Please remember that all you can do is your best, as you have always done. Love and encourage your students and their parents, as I love you. Write about your accomplishments and disappointments and I will try and pull from my experience as a teacher and parent to help you have empathy for those without the wisdom to understand. As Socrates says, " Goodness is based on wisdom, and evil on ignorance. No wise person deliberately chooses what is bad, but people, through ignorance, make a wrong choice that appears to be good at the time." Help your students to make the right choice – to listen, to work, to study – to have the self-discipline to take responsibility for their education. Help your students to love learning as much as you do. Keep caring! That is what students see. That caring classroom feeling will motivate achievement more than all the laws, materials, money and lessons around. Don't hurry, be patient. It takes TIME to learn.
You will be a GREAT teacher!
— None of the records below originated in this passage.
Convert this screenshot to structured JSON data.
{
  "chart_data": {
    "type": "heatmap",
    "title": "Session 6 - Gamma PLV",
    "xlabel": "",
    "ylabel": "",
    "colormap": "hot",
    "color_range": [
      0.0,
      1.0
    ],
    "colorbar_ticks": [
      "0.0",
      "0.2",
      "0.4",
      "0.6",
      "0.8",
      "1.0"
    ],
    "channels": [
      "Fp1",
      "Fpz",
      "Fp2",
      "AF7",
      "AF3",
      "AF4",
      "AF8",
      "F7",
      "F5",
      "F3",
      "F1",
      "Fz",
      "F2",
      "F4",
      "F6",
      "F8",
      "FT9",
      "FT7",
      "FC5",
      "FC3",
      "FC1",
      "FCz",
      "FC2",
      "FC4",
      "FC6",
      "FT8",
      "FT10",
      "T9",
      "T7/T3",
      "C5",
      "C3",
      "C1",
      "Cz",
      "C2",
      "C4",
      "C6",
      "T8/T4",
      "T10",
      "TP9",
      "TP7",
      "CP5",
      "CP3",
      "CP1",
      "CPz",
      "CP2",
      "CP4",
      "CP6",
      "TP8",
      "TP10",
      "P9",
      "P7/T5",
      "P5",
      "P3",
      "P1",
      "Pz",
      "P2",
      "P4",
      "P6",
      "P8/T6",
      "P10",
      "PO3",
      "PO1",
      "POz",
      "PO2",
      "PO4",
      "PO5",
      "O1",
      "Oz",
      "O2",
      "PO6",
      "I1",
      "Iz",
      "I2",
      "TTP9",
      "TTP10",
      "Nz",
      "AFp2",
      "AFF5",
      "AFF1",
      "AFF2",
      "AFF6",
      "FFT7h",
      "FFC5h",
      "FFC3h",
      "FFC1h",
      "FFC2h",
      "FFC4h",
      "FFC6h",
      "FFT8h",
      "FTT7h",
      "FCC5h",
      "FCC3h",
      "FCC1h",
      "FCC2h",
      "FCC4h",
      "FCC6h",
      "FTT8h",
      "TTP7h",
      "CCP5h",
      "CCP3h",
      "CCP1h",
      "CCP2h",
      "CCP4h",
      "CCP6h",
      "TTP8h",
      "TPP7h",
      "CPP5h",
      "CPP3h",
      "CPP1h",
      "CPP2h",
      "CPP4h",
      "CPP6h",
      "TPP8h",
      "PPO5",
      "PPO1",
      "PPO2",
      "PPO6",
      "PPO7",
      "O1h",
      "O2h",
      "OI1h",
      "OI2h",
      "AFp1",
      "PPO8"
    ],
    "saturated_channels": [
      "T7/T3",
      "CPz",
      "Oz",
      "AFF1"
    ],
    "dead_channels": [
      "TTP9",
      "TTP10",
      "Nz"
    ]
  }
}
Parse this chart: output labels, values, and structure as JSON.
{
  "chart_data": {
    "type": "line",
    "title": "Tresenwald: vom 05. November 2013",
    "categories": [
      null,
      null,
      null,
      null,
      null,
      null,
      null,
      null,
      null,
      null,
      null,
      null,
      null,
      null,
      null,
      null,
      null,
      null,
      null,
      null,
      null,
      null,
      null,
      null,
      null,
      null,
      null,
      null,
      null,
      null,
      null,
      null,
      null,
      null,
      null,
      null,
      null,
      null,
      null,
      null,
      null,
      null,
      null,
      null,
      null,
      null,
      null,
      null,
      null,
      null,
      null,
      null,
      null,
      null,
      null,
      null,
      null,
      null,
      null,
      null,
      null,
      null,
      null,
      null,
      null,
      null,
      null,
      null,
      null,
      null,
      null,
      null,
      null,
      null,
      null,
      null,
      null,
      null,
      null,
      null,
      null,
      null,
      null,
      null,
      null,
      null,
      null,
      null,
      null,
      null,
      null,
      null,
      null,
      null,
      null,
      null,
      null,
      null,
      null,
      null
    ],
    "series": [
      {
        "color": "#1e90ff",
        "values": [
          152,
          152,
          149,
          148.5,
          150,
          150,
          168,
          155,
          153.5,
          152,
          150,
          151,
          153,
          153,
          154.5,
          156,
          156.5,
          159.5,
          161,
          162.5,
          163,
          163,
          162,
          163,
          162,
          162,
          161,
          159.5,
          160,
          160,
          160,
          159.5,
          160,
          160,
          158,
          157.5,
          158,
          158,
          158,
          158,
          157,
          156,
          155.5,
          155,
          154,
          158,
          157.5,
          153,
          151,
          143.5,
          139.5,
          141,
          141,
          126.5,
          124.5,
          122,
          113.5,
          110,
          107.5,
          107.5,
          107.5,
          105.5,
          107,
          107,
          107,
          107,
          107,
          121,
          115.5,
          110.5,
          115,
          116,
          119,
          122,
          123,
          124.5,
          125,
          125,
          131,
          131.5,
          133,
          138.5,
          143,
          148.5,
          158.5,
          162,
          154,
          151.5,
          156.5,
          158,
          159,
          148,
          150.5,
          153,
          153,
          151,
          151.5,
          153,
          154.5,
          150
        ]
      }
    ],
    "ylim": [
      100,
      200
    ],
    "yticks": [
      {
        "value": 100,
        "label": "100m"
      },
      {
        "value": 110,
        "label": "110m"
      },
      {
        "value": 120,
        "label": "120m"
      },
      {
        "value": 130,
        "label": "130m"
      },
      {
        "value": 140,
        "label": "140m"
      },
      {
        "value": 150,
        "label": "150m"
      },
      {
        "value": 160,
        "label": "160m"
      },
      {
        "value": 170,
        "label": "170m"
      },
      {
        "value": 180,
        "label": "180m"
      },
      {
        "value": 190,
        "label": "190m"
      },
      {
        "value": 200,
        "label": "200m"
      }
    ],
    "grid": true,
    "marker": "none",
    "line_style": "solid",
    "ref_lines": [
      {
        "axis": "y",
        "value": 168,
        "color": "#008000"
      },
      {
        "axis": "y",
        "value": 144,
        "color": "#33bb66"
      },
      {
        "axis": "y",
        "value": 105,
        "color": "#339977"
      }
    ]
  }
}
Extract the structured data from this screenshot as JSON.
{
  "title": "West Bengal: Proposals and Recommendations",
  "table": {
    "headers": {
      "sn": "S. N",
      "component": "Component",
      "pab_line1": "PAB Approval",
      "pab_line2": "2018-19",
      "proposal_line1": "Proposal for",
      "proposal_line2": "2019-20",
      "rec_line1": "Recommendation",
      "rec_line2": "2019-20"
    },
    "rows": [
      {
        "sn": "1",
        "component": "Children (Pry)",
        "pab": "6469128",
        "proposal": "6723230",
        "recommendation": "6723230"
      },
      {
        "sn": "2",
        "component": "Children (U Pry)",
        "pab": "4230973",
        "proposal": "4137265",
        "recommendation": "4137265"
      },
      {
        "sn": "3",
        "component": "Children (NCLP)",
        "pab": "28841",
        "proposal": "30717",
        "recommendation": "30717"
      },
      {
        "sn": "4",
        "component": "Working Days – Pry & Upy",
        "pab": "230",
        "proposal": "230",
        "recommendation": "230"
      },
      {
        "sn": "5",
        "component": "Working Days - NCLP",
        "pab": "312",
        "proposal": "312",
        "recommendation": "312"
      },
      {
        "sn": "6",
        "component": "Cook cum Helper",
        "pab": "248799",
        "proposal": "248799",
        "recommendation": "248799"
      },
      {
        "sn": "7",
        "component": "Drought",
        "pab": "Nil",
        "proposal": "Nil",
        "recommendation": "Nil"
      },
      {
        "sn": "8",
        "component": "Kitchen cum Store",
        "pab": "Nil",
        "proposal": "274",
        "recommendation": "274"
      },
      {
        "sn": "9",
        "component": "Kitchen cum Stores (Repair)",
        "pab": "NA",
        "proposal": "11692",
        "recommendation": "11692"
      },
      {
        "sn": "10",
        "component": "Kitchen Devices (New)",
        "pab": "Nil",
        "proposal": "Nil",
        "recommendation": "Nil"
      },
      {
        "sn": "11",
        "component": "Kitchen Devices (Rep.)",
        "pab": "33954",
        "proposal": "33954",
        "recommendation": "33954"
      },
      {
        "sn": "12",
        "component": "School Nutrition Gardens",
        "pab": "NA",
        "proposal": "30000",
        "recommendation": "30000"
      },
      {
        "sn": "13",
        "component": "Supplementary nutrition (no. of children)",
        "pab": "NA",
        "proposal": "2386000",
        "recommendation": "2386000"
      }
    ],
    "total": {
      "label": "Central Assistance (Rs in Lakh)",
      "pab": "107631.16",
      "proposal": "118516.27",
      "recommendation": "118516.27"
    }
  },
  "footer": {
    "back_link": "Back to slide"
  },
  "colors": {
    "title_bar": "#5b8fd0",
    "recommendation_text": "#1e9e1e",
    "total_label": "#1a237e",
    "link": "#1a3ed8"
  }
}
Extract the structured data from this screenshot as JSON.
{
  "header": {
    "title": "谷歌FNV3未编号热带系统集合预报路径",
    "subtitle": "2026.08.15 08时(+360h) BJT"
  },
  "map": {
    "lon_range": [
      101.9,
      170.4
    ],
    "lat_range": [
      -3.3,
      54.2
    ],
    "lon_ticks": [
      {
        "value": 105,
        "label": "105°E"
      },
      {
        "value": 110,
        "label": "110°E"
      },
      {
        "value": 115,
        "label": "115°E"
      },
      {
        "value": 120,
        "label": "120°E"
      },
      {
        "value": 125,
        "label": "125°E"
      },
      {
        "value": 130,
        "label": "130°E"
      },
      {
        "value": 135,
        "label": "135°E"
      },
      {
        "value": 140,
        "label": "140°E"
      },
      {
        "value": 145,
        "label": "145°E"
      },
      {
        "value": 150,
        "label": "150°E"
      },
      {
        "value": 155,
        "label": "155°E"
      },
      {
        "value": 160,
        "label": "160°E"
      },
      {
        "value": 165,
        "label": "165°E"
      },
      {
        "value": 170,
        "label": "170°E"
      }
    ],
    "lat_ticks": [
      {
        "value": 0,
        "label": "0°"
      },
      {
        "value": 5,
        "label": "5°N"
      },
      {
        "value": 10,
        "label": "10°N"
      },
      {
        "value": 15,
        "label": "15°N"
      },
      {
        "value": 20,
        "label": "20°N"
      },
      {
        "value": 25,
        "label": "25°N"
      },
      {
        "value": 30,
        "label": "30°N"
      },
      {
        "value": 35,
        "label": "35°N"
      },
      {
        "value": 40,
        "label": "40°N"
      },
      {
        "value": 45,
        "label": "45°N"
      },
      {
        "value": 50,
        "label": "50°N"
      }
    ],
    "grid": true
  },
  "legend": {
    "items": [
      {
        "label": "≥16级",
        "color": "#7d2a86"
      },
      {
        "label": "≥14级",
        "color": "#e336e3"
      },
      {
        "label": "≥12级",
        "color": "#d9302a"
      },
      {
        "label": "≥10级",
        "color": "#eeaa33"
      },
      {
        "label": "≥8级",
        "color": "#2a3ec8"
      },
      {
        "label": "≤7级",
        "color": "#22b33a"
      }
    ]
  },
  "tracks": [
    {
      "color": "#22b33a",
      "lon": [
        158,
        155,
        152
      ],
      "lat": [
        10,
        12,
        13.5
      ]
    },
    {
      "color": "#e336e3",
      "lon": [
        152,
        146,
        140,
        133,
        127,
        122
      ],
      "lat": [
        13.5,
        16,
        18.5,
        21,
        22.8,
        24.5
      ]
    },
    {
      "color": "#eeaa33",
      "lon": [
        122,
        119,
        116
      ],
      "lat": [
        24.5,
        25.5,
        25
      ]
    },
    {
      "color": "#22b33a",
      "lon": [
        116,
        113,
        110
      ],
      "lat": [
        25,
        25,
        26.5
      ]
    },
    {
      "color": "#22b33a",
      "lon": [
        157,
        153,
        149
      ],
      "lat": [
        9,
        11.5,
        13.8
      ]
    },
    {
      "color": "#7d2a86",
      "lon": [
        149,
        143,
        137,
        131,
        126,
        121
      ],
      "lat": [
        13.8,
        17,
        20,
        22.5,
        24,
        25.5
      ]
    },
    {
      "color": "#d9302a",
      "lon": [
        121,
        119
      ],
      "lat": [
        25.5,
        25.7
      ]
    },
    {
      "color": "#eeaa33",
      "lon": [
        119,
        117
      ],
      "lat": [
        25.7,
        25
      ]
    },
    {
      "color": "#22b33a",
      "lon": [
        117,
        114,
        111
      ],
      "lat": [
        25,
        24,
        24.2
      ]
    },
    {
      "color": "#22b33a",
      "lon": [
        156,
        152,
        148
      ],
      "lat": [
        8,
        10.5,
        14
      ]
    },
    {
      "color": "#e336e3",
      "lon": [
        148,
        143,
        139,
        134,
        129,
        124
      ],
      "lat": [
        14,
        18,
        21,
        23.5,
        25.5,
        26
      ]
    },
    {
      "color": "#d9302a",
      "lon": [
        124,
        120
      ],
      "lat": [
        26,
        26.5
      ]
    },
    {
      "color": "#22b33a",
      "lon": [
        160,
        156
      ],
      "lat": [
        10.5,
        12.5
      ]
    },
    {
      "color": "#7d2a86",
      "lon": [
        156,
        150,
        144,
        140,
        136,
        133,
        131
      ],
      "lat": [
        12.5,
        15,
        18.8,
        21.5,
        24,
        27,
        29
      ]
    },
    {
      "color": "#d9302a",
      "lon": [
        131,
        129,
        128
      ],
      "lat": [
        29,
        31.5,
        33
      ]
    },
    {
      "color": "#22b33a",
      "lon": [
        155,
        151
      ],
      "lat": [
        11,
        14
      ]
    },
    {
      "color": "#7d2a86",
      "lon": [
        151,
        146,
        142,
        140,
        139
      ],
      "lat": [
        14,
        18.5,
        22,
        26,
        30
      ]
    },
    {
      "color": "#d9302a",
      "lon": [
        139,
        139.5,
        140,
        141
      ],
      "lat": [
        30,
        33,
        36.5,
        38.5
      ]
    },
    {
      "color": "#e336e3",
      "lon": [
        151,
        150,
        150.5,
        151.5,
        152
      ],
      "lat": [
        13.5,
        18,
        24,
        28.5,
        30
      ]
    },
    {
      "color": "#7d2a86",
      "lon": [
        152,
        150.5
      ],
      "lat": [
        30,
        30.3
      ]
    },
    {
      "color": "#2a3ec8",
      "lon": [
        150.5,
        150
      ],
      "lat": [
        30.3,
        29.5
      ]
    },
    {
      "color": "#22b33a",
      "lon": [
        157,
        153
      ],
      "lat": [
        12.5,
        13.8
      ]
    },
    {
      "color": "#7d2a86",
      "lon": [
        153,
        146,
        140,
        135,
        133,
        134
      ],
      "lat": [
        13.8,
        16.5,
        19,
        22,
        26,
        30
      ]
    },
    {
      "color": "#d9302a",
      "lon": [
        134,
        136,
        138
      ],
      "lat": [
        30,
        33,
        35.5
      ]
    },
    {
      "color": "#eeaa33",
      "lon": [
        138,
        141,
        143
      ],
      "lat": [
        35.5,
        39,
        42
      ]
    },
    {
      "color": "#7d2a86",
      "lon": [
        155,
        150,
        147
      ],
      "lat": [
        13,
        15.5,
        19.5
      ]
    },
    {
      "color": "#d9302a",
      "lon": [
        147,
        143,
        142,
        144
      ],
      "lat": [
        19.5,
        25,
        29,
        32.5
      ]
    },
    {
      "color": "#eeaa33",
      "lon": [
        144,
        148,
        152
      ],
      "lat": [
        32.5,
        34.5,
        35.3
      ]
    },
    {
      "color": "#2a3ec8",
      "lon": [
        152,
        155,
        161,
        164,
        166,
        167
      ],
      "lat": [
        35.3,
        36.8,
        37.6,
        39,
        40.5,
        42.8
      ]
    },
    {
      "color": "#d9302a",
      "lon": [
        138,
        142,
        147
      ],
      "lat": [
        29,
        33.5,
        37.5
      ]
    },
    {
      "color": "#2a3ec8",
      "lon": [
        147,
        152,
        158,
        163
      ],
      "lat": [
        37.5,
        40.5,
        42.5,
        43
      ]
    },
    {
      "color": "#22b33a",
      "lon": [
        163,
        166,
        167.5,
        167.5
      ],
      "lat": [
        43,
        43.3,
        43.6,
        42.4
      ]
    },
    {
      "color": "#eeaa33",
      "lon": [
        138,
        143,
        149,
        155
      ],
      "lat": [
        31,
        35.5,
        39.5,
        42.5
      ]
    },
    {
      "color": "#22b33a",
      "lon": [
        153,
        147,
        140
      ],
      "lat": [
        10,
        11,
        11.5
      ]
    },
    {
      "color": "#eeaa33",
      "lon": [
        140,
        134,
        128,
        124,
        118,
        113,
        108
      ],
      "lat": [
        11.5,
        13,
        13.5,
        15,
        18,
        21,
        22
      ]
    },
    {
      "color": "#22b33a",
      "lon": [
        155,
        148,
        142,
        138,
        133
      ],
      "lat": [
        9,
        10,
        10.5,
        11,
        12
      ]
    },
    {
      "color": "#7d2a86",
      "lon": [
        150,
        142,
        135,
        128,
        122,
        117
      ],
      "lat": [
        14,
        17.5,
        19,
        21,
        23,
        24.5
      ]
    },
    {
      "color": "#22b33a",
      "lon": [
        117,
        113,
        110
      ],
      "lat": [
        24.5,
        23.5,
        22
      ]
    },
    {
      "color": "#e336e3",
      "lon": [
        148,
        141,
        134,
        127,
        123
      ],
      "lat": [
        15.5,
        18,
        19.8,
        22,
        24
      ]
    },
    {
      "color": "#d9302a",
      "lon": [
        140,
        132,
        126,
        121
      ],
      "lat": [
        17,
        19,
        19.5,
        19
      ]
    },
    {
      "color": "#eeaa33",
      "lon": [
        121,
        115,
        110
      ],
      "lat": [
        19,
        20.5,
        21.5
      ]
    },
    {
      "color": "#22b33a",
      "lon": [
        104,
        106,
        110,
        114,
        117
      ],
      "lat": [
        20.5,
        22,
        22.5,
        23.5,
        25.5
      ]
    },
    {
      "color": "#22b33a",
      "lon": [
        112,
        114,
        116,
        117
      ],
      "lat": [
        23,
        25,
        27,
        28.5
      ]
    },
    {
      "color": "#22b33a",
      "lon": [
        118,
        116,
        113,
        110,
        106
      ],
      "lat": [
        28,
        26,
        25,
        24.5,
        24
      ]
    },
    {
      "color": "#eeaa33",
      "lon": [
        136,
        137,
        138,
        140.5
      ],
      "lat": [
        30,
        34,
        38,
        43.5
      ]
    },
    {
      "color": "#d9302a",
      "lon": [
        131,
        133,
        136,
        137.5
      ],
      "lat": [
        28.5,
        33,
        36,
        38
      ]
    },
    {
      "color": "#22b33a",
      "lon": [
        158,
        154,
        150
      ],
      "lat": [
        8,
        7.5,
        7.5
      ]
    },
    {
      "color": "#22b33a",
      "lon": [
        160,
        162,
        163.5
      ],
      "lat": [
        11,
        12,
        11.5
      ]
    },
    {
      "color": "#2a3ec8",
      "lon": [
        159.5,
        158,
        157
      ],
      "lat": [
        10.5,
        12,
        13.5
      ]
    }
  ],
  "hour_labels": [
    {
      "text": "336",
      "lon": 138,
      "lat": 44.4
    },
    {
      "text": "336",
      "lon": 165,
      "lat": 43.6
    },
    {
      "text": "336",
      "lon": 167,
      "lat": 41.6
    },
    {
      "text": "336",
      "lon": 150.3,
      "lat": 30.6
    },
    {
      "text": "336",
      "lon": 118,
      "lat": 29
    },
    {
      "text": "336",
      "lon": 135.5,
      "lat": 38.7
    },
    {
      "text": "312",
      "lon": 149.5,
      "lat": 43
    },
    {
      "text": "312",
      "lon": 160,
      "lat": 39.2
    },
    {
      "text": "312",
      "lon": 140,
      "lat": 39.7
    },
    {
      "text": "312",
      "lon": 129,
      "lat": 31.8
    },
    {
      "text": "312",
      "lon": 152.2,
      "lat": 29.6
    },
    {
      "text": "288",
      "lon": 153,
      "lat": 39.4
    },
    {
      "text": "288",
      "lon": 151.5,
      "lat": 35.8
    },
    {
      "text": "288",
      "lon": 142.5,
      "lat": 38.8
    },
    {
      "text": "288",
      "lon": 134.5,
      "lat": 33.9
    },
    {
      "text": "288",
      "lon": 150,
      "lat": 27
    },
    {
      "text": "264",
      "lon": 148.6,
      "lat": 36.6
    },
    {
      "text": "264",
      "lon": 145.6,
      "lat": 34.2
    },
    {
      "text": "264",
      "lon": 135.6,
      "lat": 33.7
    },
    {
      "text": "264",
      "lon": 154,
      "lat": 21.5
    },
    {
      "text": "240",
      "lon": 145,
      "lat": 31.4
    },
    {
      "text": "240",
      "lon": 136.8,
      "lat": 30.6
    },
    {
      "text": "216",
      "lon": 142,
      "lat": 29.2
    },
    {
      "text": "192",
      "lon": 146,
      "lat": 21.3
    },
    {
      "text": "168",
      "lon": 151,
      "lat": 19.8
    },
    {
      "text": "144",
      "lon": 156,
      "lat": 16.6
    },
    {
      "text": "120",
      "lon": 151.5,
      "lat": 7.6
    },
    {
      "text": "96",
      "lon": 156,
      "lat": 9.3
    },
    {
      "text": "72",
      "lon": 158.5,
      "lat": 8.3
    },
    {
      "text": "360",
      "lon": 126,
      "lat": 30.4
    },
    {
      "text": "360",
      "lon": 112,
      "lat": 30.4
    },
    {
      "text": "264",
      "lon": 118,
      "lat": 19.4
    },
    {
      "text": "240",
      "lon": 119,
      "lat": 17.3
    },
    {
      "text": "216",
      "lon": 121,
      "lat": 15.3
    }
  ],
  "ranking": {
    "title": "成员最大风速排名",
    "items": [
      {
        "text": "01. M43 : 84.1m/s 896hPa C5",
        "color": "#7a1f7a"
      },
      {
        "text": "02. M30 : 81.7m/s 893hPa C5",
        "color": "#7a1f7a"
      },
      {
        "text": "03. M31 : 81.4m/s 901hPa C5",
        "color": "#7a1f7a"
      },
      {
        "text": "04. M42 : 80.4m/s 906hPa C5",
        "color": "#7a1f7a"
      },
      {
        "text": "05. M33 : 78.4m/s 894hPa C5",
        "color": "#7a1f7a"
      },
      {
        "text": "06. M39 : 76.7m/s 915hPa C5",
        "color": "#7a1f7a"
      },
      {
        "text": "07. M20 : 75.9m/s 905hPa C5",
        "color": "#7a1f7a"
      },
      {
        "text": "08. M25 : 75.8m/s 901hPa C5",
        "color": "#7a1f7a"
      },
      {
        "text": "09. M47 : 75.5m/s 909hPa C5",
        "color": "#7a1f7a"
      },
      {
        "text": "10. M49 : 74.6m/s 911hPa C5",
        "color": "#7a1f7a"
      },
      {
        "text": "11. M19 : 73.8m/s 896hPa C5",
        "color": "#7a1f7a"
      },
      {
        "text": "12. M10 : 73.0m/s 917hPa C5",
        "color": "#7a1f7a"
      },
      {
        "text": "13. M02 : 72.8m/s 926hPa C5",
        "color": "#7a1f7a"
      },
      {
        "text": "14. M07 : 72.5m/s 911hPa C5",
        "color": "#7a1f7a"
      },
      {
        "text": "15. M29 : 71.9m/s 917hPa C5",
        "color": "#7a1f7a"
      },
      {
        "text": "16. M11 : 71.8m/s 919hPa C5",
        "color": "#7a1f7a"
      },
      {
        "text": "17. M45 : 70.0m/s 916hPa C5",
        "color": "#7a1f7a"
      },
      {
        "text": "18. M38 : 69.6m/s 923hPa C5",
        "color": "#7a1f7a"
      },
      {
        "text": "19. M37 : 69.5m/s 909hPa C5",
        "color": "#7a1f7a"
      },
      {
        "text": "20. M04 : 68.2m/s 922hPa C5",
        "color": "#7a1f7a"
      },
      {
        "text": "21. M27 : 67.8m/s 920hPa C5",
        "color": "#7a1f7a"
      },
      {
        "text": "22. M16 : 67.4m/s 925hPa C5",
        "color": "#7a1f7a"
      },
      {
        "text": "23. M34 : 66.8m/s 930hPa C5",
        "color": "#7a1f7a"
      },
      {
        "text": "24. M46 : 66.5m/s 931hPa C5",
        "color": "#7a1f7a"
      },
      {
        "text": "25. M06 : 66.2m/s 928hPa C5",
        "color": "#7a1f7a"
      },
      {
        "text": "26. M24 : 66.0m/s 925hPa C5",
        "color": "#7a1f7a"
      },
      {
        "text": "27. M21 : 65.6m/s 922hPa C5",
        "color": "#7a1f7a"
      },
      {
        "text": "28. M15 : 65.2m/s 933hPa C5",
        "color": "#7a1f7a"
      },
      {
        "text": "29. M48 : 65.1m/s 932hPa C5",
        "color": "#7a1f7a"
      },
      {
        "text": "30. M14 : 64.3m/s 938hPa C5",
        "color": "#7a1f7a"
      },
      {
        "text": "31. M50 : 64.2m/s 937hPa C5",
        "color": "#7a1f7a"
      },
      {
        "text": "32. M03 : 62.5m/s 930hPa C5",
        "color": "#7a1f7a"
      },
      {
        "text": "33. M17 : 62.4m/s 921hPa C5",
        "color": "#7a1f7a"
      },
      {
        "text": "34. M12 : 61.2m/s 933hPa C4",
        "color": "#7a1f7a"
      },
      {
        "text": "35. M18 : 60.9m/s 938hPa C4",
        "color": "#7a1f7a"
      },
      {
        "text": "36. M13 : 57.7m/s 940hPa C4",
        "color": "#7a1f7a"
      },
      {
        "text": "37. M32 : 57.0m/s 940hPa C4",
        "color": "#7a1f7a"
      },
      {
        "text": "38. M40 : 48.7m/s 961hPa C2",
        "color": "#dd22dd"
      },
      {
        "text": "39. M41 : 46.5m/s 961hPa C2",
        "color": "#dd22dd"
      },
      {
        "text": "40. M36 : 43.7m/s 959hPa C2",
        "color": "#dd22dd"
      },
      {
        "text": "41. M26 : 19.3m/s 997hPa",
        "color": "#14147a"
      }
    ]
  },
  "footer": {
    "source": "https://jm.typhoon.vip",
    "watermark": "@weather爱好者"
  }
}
Keep your motivation alive and have FUN teaching!
Love Mom, your first and foremost teacher.
And he did it! On mother's day this year he gave me a letter he had received from the
University of Texas recognizing him as the teacher one of his former students said made the biggest difference in her high school education. So, this event call teaching, it still brings rewards. And when I get discouraged and tired, I think of my son in his classroom, and all my children in my classroom, and I work a little harder.